Amanda Luna'ya"Ya öf Luna yine mi suratını makyaj kutusuna soktun.
Luna ile Amanda'nın her sabah atışmasına ben dahil herkez alışmıştı.

Luna bir an sinirlenir gibi oldu ve ikisi saçma sapan atışmaya başladılar. Bizde Cress ile onları izleyip gülüyorduk.
Annem sırıtarak göz devirdi ve bir sihirle ikisininde sesini kapattı sjjs

Bizim kahkahalarımıza babamında kahkahaları eklendi.İkiside bezgince bize bakıyordu.

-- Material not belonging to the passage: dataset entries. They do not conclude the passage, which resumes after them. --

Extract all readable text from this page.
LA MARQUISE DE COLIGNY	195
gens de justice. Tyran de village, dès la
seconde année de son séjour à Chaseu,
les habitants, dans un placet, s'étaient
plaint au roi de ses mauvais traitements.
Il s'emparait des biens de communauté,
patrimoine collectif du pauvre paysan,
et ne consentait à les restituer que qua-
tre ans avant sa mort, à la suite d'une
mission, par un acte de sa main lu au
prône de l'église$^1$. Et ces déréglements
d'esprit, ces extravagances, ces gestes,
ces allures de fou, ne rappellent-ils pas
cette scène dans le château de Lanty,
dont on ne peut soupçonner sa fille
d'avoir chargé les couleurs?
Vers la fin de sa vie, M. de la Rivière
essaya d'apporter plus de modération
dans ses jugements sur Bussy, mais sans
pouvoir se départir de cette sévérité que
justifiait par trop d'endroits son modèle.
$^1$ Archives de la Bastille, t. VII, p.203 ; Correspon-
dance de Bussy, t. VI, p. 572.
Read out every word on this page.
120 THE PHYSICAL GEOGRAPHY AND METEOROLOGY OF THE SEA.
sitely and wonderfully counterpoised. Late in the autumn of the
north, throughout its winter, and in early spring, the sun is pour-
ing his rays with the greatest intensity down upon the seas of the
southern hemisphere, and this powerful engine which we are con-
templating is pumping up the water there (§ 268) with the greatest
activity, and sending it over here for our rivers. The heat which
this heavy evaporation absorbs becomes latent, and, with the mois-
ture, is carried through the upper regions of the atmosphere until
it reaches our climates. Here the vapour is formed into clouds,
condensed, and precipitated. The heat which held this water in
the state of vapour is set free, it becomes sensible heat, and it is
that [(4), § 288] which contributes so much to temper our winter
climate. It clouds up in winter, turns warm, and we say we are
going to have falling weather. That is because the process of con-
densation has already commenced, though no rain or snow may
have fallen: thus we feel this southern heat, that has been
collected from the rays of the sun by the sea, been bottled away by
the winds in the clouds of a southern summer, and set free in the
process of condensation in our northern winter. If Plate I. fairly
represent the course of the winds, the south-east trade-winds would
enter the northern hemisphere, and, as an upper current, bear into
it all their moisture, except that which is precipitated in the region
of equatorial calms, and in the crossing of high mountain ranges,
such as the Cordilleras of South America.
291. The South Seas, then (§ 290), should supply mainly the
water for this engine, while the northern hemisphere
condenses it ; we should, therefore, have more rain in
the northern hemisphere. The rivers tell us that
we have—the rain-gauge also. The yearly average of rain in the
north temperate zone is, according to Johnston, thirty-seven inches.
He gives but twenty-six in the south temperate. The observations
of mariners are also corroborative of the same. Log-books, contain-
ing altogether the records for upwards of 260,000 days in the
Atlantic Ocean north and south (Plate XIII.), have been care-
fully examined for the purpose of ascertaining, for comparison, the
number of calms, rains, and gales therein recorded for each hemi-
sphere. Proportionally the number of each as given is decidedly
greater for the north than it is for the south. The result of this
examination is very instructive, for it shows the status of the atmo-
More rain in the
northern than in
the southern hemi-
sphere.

Annem sırıtarak"yemekten sonra sonra geri alıcam ama bir sabah daha sizin tartışmanızı çekemem."
İkiside kafasını salladı ve kahvalti bitince herkez kendi işinin başına döndü.
İyiki haftasonundaydık.Sihir dersleri beni çok yoruyordu. Ama yinede bahçeye çıkıp birkaç sihirimi çalışmaya başladım. Değneğimi çok seviyorum. Ondan bir süre sonra ayrılacağım gerçeği beni üzsede biran önce elimle sihir yapmayı istiyorum.Örneğin Luna eliyle sihir yapmaktan çok memnun. Ay Kraliçesi olduğu için çok da yetenekli bu konuda.Çok güçlü sihirleri var.Annemin de öyle.

Ben sihirleri denemeye başladım.Biraz odamda oyalanıp yine bahçeye indim.
Daha sonra banka doğru yürüyordum ki omzumda bir el hissettim. Arkamı döndüm. Bu Tim'di.
Çok şaşırmıştım.Burda ne arıyordu ki?

Yazar:Şimdi benim ağzımdan dinleyin:))

Elenor(): Tim burda ne arıyorsun.

Tim:Annemlerin sizinkilerle bir işi varmış.Bende seni görmeye geldim.
Luna ve Sam'in tuhaf ilişkisi beni ürkütüyor.